Friday, March 9, 2012

Slicky Boys

by Martin Limón

Itaewon
George Sueño and his partner Ernie Bascom are both grateful to the army. What for? For George it is because he has a real life, money coming in, and having a job to do. He and Ernie are CID investigators for the 8th  United States Army in Seoul, Korea. They wear suits and do important work, something George never thought he would do growing up in East LA. Ernie's Chicago youth also left much to be desired.

After work these two friends and partners spend their free time in Itaewon, a seedy part of town filled with bars and business women. On this  occasion they do a favor for one of the girls they met and it results in the death of a British soldier. It turned out that he was a little shady and as the CID investigators they need to find his murder before they themselves are in hot water for perhaps leading him to his death.

Part of the investigation reveals connection to a wide spread systematic thievery of the American enclaves. After the devastation of the Korean war twenty years before people were desperate and and starving. In the middle of these wastelands were American military settlements surrounded by barbed wire, and these were the only places with food, clothing and shelter. The people would barter with the GI's for the wealth they held be it so small as a used bar of soap. Others were more aggressive using thievery. 'Slick boys' is what the GI's called them and it was softened to slicky boys by the Koreans. Many were exactly that, boys of 6 to 10 years old. They would slip through the wire and take anything that could fit in their pockets.

8th Army PX
In George Sueño's time they were very organized and he was going to find out just how much. What he found impressed him because it a way there was a certain honor to the way the  losses to the American compounds was always kept just below what the US Government allotted for.No greed was permitted. In this way they also hid from investigations.

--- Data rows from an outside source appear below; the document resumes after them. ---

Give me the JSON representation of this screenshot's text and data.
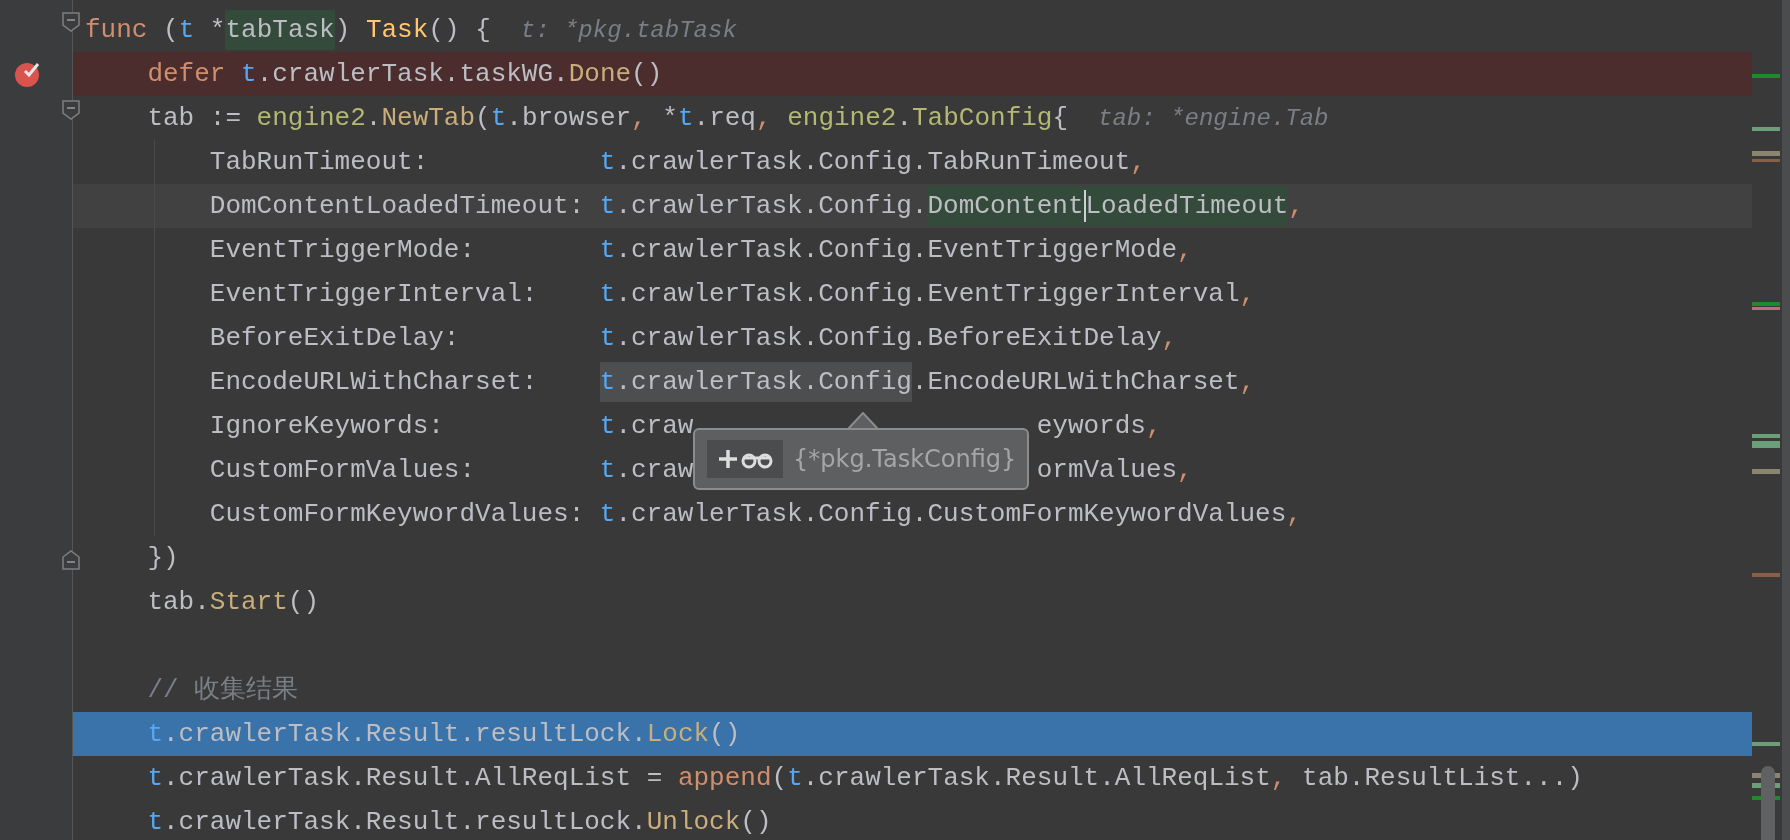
{
  "editor": {
    "lines": [
      {
        "kind": "plain",
        "fold_start": true,
        "tokens": [
          {
            "t": "func",
            "kind": "keyword"
          },
          {
            "t": " (",
            "kind": "plain"
          },
          {
            "t": "t",
            "kind": "param"
          },
          {
            "t": " *",
            "kind": "plain"
          },
          {
            "t": "tabTask",
            "kind": "plain",
            "highlighted": true
          },
          {
            "t": ") ",
            "kind": "plain"
          },
          {
            "t": "Task",
            "kind": "func"
          },
          {
            "t": "() {",
            "kind": "plain"
          }
        ],
        "hint": "t: *pkg.tabTask",
        "children": [
          {
            "kind": "breakpoint",
            "tokens": [
              {
                "t": "defer ",
                "kind": "keyword"
              },
              {
                "t": "t",
                "kind": "param"
              },
              {
                "t": ".crawlerTask.taskWG.",
                "kind": "plain"
              },
              {
                "t": "Done",
                "kind": "call"
              },
              {
                "t": "()",
                "kind": "plain"
              }
            ]
          },
          {
            "kind": "plain",
            "fold_start": true,
            "tokens": [
              {
                "t": "tab := ",
                "kind": "plain"
              },
              {
                "t": "engine2",
                "kind": "pkg"
              },
              {
                "t": ".",
                "kind": "plain"
              },
              {
                "t": "NewTab",
                "kind": "call"
              },
              {
                "t": "(",
                "kind": "plain"
              },
              {
                "t": "t",
                "kind": "param"
              },
              {
                "t": ".browser",
                "kind": "plain"
              },
              {
                "t": ", ",
                "kind": "comma"
              },
              {
                "t": "*",
                "kind": "plain"
              },
              {
                "t": "t",
                "kind": "param"
              },
              {
                "t": ".req",
                "kind": "plain"
              },
              {
                "t": ", ",
                "kind": "comma"
              },
              {
                "t": "engine2",
                "kind": "pkg"
              },
              {
                "t": ".",
                "kind": "plain"
              },
              {
                "t": "TabConfig",
                "kind": "pkg"
              },
              {
                "t": "{",
                "kind": "plain"
              }
            ],
            "hint": "tab: *engine.Tab",
            "children": [
              {
                "kind": "plain",
                "key": "TabRunTimeout:",
                "tokens": [
                  {
                    "t": "t",
                    "kind": "param"
                  },
                  {
                    "t": ".crawlerTask.Config.TabRunTimeout",
                    "kind": "plain"
                  },
                  {
                    "t": ",",
                    "kind": "comma"
                  }
                ]
              },
              {
                "kind": "current",
                "key": "DomContentLoadedTimeout:",
                "tokens": [
                  {
                    "t": "t",
                    "kind": "param"
                  },
                  {
                    "t": ".crawlerTask.Config.",
                    "kind": "plain"
                  },
                  {
                    "t": "DomContent",
                    "kind": "plain",
                    "highlighted": true,
                    "caret_after": true
                  },
                  {
                    "t": "LoadedTimeout",
                    "kind": "plain",
                    "highlighted": true
                  },
                  {
                    "t": ",",
                    "kind": "comma"
                  }
                ]
              },
              {
                "kind": "plain",
                "key": "EventTriggerMode:",
                "tokens": [
                  {
                    "t": "t",
                    "kind": "param"
                  },
                  {
                    "t": ".crawlerTask.Config.EventTriggerMode",
                    "kind": "plain"
                  },
                  {
                    "t": ",",
                    "kind": "comma"
                  }
                ]
              },
              {
                "kind": "plain",
                "key": "EventTriggerInterval:",
                "tokens": [
                  {
                    "t": "t",
                    "kind": "param"
                  },
                  {
                    "t": ".crawlerTask.Config.EventTriggerInterval",
                    "kind": "plain"
                  },
                  {
                    "t": ",",
                    "kind": "comma"
                  }
                ]
              },
              {
                "kind": "plain",
                "key": "BeforeExitDelay:",
                "tokens": [
                  {
                    "t": "t",
                    "kind": "param"
                  },
                  {
                    "t": ".crawlerTask.Config.BeforeExitDelay",
                    "kind": "plain"
                  },
                  {
                    "t": ",",
                    "kind": "comma"
                  }
                ]
              },
              {
                "kind": "plain",
                "key": "EncodeURLWithCharset:",
                "tokens": [
                  {
                    "t": "t",
                    "kind": "param",
                    "selected": true
                  },
                  {
                    "t": ".crawlerTask.Config",
                    "kind": "plain",
                    "selected": true
                  },
                  {
                    "t": ".EncodeURLWithCharset",
                    "kind": "plain"
                  },
                  {
                    "t": ",",
                    "kind": "comma"
                  }
                ],
                "tooltip": {
                  "text": "{*pkg.TaskConfig}"
                }
              },
              {
                "kind": "plain",
                "key": "IgnoreKeywords:",
                "tokens": [
                  {
                    "t": "t",
                    "kind": "param"
                  },
                  {
                    "t": ".craw",
                    "kind": "plain"
                  },
                  {
                    "kind": "covered"
                  },
                  {
                    "t": "eywords",
                    "kind": "plain"
                  },
                  {
                    "t": ",",
                    "kind": "comma"
                  }
                ]
              },
              {
                "kind": "plain",
                "key": "CustomFormValues:",
                "tokens": [
                  {
                    "t": "t",
                    "kind": "param"
                  },
                  {
                    "t": ".craw",
                    "kind": "plain"
                  },
                  {
                    "kind": "covered"
                  },
                  {
                    "t": "ormValues",
                    "kind": "plain"
                  },
                  {
                    "t": ",",
                    "kind": "comma"
                  }
                ]
              },
              {
                "kind": "plain",
                "key": "CustomFormKeywordValues:",
                "tokens": [
                  {
                    "t": "t",
                    "kind": "param"
                  },
                  {
                    "t": ".crawlerTask.Config.CustomFormKeywordValues",
                    "kind": "plain"
                  },
                  {
                    "t": ",",
                    "kind": "comma"
                  }
                ]
              }
            ]
          },
          {
            "kind": "plain",
            "fold_end": true,
            "tokens": [
              {
                "t": "})",
                "kind": "plain"
              }
            ]
          },
          {
            "kind": "plain",
            "tokens": [
              {
                "t": "tab.",
                "kind": "plain"
              },
              {
                "t": "Start",
                "kind": "call"
              },
              {
                "t": "()",
                "kind": "plain"
              }
            ]
          },
          {
            "kind": "blank"
          },
          {
            "kind": "plain",
            "tokens": [
              {
                "t": "// 收集结果",
                "kind": "comment"
              }
            ]
          },
          {
            "kind": "execution",
            "tokens": [
              {
                "t": "t",
                "kind": "param"
              },
              {
                "t": ".crawlerTask.Result.resultLock.",
                "kind": "plain"
              },
              {
                "t": "Lock",
                "kind": "call"
              },
              {
                "t": "()",
                "kind": "plain"
              }
            ]
          },
          {
            "kind": "plain",
            "tokens": [
              {
                "t": "t",
                "kind": "param"
              },
              {
                "t": ".crawlerTask.Result.AllReqList = ",
                "kind": "plain"
              },
              {
                "t": "append",
                "kind": "keyword"
              },
              {
                "t": "(",
                "kind": "plain"
              },
              {
                "t": "t",
                "kind": "param"
              },
              {
                "t": ".crawlerTask.Result.AllReqList",
                "kind": "plain"
              },
              {
                "t": ", ",
                "kind": "comma"
              },
              {
                "t": "tab.ResultList...)",
                "kind": "plain"
              }
            ]
          },
          {
            "kind": "plain",
            "tokens": [
              {
                "t": "t",
                "kind": "param"
              },
              {
                "t": ".crawlerTask.Result.resultLock.",
                "kind": "plain"
              },
              {
                "t": "Unlock",
                "kind": "call"
              },
              {
                "t": "()",
                "kind": "plain"
              }
            ]
          }
        ]
      }
    ]
  }
}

As Sueño's investigation proceeds he feels that he is becoming wrapped in the tentacles of a giant squid. There  are more brutal murders and the partners find far reaching fingers in the pie such as the North Koreans, the Korean Police, the Korean and the US Navy. The case is dragging them down to the deeps of evil.  On the surface at least part of the problem is the lose of military secrets.

Sueño has to lower himself to abide by the dictates of common thieves but this did not really bother him. He was from East LA and he had been fighting his way up from the bottom all his life. His strength in his relations with the Koreans is that he is one of the few who bothered to learn the language, to learn about the culture and to understand the desperate circumstances that force people into certain ways of life.




Martin Limón takes us to a Korea that is fascinating, exciting and very complex. He uses a bit of the history of the people he writes about to make us appreciate a very different oriental culture that has suffered for for the last centuries.